If, in response to community consultation, Australians opt for a high level of sharing and are willing to pay the required taxes — perhaps through a higher Medicare levy — politicians should respect that decision. They should not paternalistically override the community’s wishes by asserting we will be better off with lower taxes.

And they should avoid shifting the cost of sharing to private health insurance — a high-cost mechanism which does what the Australian Tax Office and Medicare do at much lower cost and with much greater equity. It makes no sense if, in an obsession with budgetary costs, we save $1.00 in official taxes only to have to pay $1.10 or $1.80 in “taxes” to BUPA, Medibank Private or NIB for the same or an inferior service.

If Australians opt for more personal responsibility, dealing with minor health care transactions as they do with other goods and services, then defenders of Medicare should respect that choice, and not complain when they see fees introduced for some previously free services. Rather they should ensure there are no barriers to those who are too poor or who lack liquidity to cover upfront payments. And governments should prohibit private insurers from covering those payments, for to do so would negate the discipline of markets (“moral hazard” in the quaint language of the insurance industry) and drive up costs for all users.

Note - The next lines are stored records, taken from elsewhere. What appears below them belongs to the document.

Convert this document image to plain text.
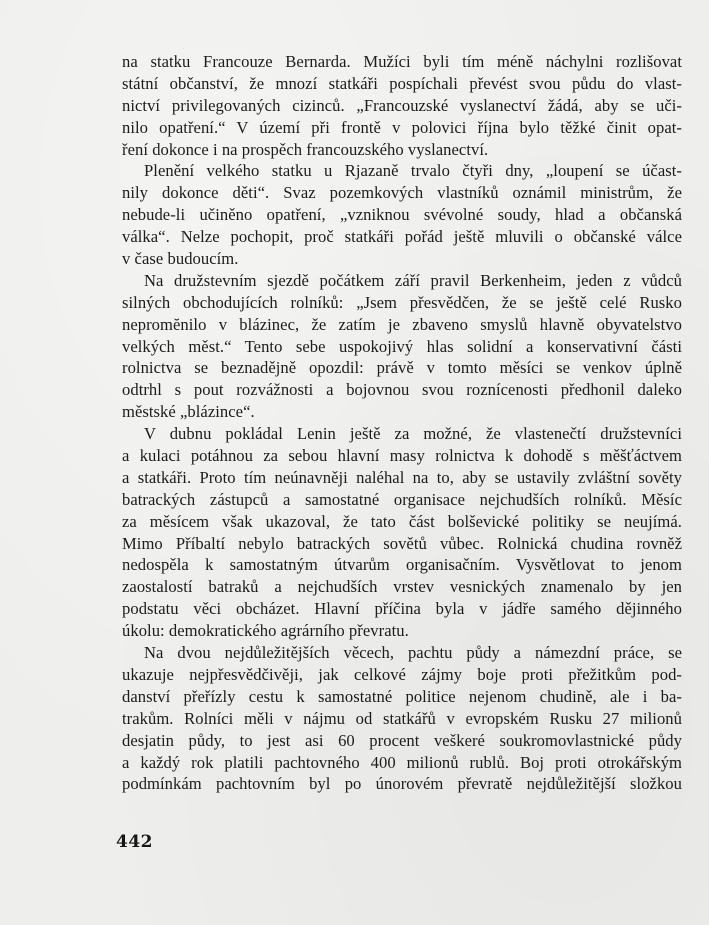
na statku Francouze Bernarda. Mužíci byli tím méně náchylni rozlišovat
státní občanství, že mnozí statkáři pospíchali převést svou půdu do vlast-
nictví privilegovaných cizinců. „Francouzské vyslanectví žádá, aby se uči-
nilo opatření.“ V území při frontě v polovici října bylo těžké činit opat-
ření dokonce i na prospěch francouzského vyslanectví.
Plenění velkého statku u Rjazaně trvalo čtyři dny, „loupení se účast-
nily dokonce děti“. Svaz pozemkových vlastníků oznámil ministrům, že
nebude-li učiněno opatření, „vzniknou svévolné soudy, hlad a občanská
válka“. Nelze pochopit, proč statkáři pořád ještě mluvili o občanské válce
v čase budoucím.
Na družstevním sjezdě počátkem září pravil Berkenheim, jeden z vůdců
silných obchodujících rolníků: „Jsem přesvědčen, že se ještě celé Rusko
nepromĕnilo v blázinec, že zatím je zbaveno smyslů hlavně obyvatelstvo
velkých měst.“ Tento sebe uspokojivý hlas solidní a konservativní části
rolnictva se beznadějně opozdil: právě v tomto měsíci se venkov úplně
odtrhl s pout rozvážnosti a bojovnou svou roznícenosti předhonil daleko
městské „blázince“.
V dubnu pokládal Lenin ještě za možné, že vlastenečtí družstevníci
a kulaci potáhnou za sebou hlavní masy rolnictva k dohodě s měšťáctvem
a statkáři. Proto tím neúnavněji naléhal na to, aby se ustavily zvláštní sověty
batrackých zástupců a samostatné organisace nejchudších rolníků. Měsíc
za měsícem však ukazoval, že tato část bolševické politiky se neujímá.
Mimo Příbaltí nebylo batrackých sovětů vůbec. Rolnická chudina rovněž
nedospěla k samostatným útvarům organisačním. Vysvětlovat to jenom
zaostalostí batraků a nejchudších vrstev vesnických znamenalo by jen
podstatu věci obcházet. Hlavní příčina byla v jádře samého dějinného
úkolu: demokratického agrárního převratu.
Na dvou nejdůležitějších věcech, pachtu půdy a námezdní práce, se
ukazuje nejpřesvědčivěji, jak celkové zájmy boje proti přežitkům pod-
danství přeřízly cestu k samostatné politice nejenom chudině, ale i ba-
trakům. Rolníci měli v nájmu od statkářů v evropském Rusku 27 milionů
desjatin půdy, to jest asi 60 procent veškeré soukromovlastnické půdy
a každý rok platili pachtovného 400 milionů rublů. Boj proti otrokářským
podmínkám pachtovním byl po únorovém převratě nejdůležitější složkou
442
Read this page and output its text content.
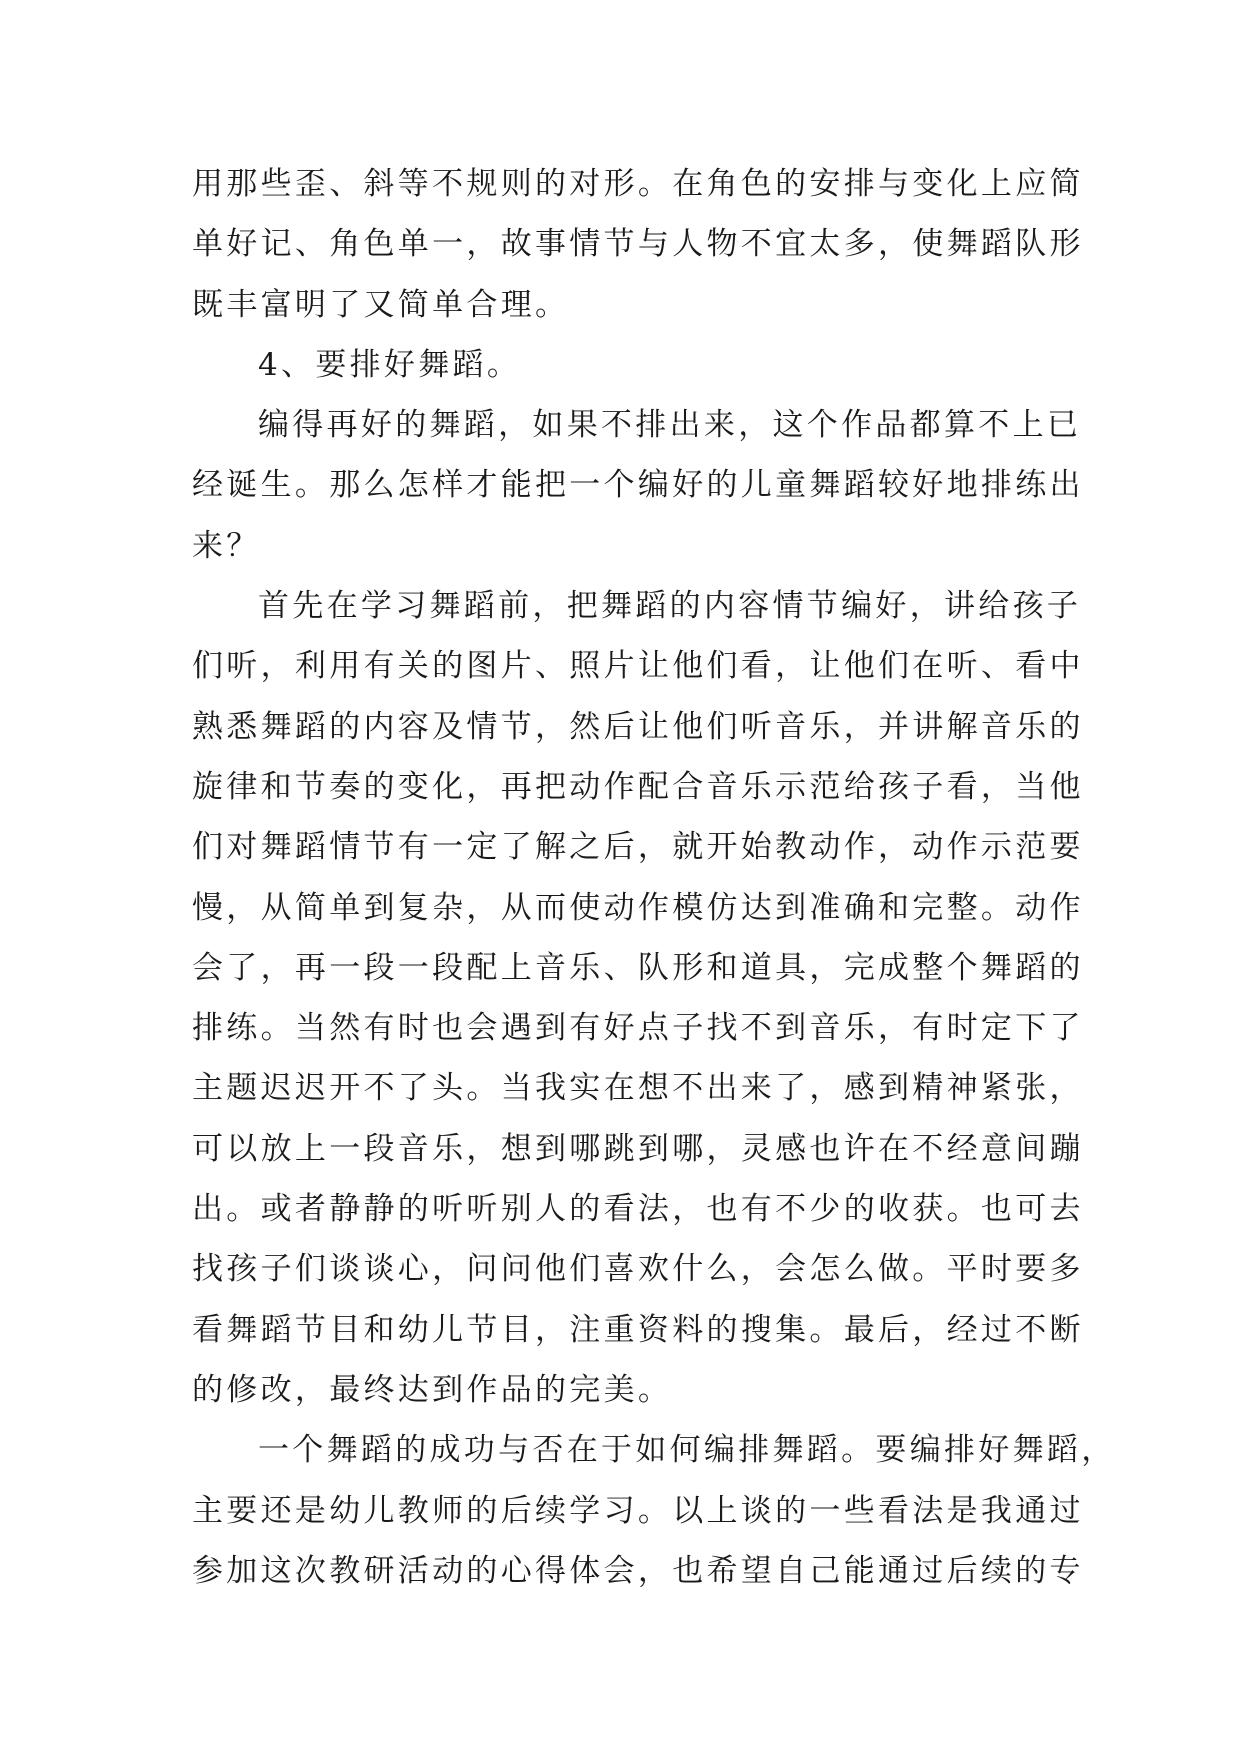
用那些歪、斜等不规则的对形。在角色的安排与变化上应简
单好记、角色单一，故事情节与人物不宜太多，使舞蹈队形
既丰富明了又简单合理。
4、要排好舞蹈。
编得再好的舞蹈，如果不排出来，这个作品都算不上已
经诞生。那么怎样才能把一个编好的儿童舞蹈较好地排练出
来？
首先在学习舞蹈前，把舞蹈的内容情节编好，讲给孩子
们听，利用有关的图片、照片让他们看，让他们在听、看中
熟悉舞蹈的内容及情节，然后让他们听音乐，并讲解音乐的
旋律和节奏的变化，再把动作配合音乐示范给孩子看，当他
们对舞蹈情节有一定了解之后，就开始教动作，动作示范要
慢，从简单到复杂，从而使动作模仿达到准确和完整。动作
会了，再一段一段配上音乐、队形和道具，完成整个舞蹈的
排练。当然有时也会遇到有好点子找不到音乐，有时定下了
主题迟迟开不了头。当我实在想不出来了，感到精神紧张，
可以放上一段音乐，想到哪跳到哪，灵感也许在不经意间蹦
出。或者静静的听听别人的看法，也有不少的收获。也可去
找孩子们谈谈心，问问他们喜欢什么，会怎么做。平时要多
看舞蹈节目和幼儿节目，注重资料的搜集。最后，经过不断
的修改，最终达到作品的完美。
一个舞蹈的成功与否在于如何编排舞蹈。要编排好舞蹈，
主要还是幼儿教师的后续学习。以上谈的一些看法是我通过
参加这次教研活动的心得体会，也希望自己能通过后续的专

Those who remember the 1987 election will recall that the Liberal Party proposed a $250 uninsurable upfront payment — about $800 in today’s terms. It was sound policy, consistent with their platform of self-reliance, but it was poorly explained, and then as now private insurers had no interest in self-reliance — their business model is about subsidised corporate reliance.

In short, there are three ways to fund health care — on the “left” a completely tax-funded scheme, on the “right” a more market-based scheme with a high level of upfront payments, and in a space of its own private health insurance, which disingenuously combines all the worst aspects of socialism and capitalism, with none of their compensating merits.